In SP-initiated SSO, the federated SSO process begins when the SP sends an authentication request to the IdP. In IdP-initiated SSO, the IdP sends the SP an unsolicited assertion response (in the absence of an authentication request from the SP). Supported runtime flows in both modes include SSO, Logout (initiated from a remote federation partner or Access Manager protected application) and Attribute Query.
This section describes the following topics:
When the Identity Federation (acting as an IdP) is performing federated SSO with an SP, the Access Manager server authenticates the user or ensures an authenticated user doesn't need to be challenged due to inactivity.
Additionally, the Access Manager server will check that any requested federation authentication method specified by the SP does not require a challenge based on authentication level.
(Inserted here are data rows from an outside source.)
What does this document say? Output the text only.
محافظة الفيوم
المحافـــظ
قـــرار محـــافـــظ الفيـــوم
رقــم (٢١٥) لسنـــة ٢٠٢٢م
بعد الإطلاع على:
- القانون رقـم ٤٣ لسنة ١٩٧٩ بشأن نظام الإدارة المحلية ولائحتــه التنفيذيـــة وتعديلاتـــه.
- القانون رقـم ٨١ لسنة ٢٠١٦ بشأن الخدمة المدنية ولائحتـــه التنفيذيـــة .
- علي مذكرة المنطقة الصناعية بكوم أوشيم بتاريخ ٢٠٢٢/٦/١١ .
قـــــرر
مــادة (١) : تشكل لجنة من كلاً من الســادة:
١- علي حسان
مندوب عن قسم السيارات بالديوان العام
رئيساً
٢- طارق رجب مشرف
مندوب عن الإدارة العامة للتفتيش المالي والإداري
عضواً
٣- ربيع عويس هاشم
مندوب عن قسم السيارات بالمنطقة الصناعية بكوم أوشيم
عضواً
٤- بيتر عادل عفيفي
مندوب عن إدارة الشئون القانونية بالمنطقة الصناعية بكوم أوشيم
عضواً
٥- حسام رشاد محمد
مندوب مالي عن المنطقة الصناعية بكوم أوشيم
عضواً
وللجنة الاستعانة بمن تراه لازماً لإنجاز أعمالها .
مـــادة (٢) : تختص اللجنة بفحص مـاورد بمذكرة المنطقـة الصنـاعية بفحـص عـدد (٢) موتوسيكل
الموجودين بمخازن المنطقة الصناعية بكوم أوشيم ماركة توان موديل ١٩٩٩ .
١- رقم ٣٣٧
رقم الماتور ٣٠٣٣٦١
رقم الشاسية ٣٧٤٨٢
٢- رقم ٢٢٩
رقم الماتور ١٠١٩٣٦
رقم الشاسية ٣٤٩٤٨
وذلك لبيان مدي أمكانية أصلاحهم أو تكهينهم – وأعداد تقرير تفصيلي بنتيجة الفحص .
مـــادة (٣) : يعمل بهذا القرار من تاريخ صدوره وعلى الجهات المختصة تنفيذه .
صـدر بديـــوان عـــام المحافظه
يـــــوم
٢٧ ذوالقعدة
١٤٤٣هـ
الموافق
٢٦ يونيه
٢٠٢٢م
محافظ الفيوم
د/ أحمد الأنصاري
The Authentication Scheme mappings to the authentication methods will determine this. (If the SP does not specify a Federation Authentication Method, the IdP will use the one specified for the SP partner in the defaultschemeid property.) See Initiating Federation SSO for details.
With Identity Federation, a logout operation is dissociated from the authentication operation. Logout can be initiated by user the (Access Manager server) or a partner in the federation.
When initiated by the user accessing the Access Manager Logout service, Access Manager kills the user's Access Manager session and displays a logout page that will instruct the various WebGate agents to remove the user cookies. Access Manager then redirects the user to the Identity Federation Logout service which notifies each partner involved in this session by either redirecting the user with a Logout Request message via HTTP Redirect or HTTP POST or by directly sending a Logout Request message via SOAP. Identity Federation then kills the OIF session and redirects the user to the defined return URL.
When initiated by the user on a web site from a partner in the federation, the partner redirects the user to the Identity Federation server which marks the user session as logging out. Identity Federation then redirects the user to the Access Manager server which kills the user's Access Manager session. Access Manager then displays a logout page that will instruct the various WebGate agents to remove the user cookies, and redirects the user back to Identity Federation to resume the Federation logout process by notifying each partner involved in this session (except the one who first redirected the user) by either redirecting the user with a Logout Request message via HTTP Redirect or HTTP POST or by directly sending a Logout Request message via SOAP. Identity Federation then kills the OIF session and redirects the user with a Logout Response message to the partner who first redirected the user to the Identity Federation server.
When the Identity Federation server acts as an IdP, it has the need to issue an Identity Token to the SP during the Federation SSO operation.
The Identity Token will contain user information as well as session information. By default, the authorization feature is turned off. It can be enabled or disabled using the configureFedSSOAuthz WLST command. You also need to create a resource of type TokenServiceRP (with the Resource URL set to the SP Partner ID) and a Token Issuance Policy to which the Resource is added. The Token Issuance Policy indicates the conditions under which the token should be issued.
SAML 2.0 and OpenID 2.0 provide a way for a SP to indicate during Federation SSO whether the user should be challenged by the IdP, even if a valid user session already exists.
In this case, the SP will send an authentication request with a parameter indicating that the IdP should re-challenge the user or force authentication.
SAML 2.0 and OpenID 2.0 provide a way for the SP to indicate during Federation SSO whether the Identity Provider should interact with the user.
In this case, the SP will send an authentication request with a parameter indicating that the IdP should not interact with the user or is passive. The IdP recognizes the parameter and returns to the SP:
An error if the IdP must interact with the user but cannot because of this parameter.
A Federation Assertion that indicates whether the user has a valid session.
In Identity Federation, after a SP validates the SAML assertion created by it's IdP partner, it can map the assertion to the local user.
In one of the following ways, Identity Federation maps SAML assertion to the local user:
By mapping the SAML subject to a user record with a user attribute (for example, mail).
By mapping a SAML Assertion Attribute to a user record with a user attribute (for example, the SAML Assertion Attribute emailAddress mapped to mail).
By mapping one or more attributes contained in the SAML assertion's AttributeStatement element or the SAML subject with an LDAP query. You must configure both the SAML attribute name and the user attribute to which it is mapped.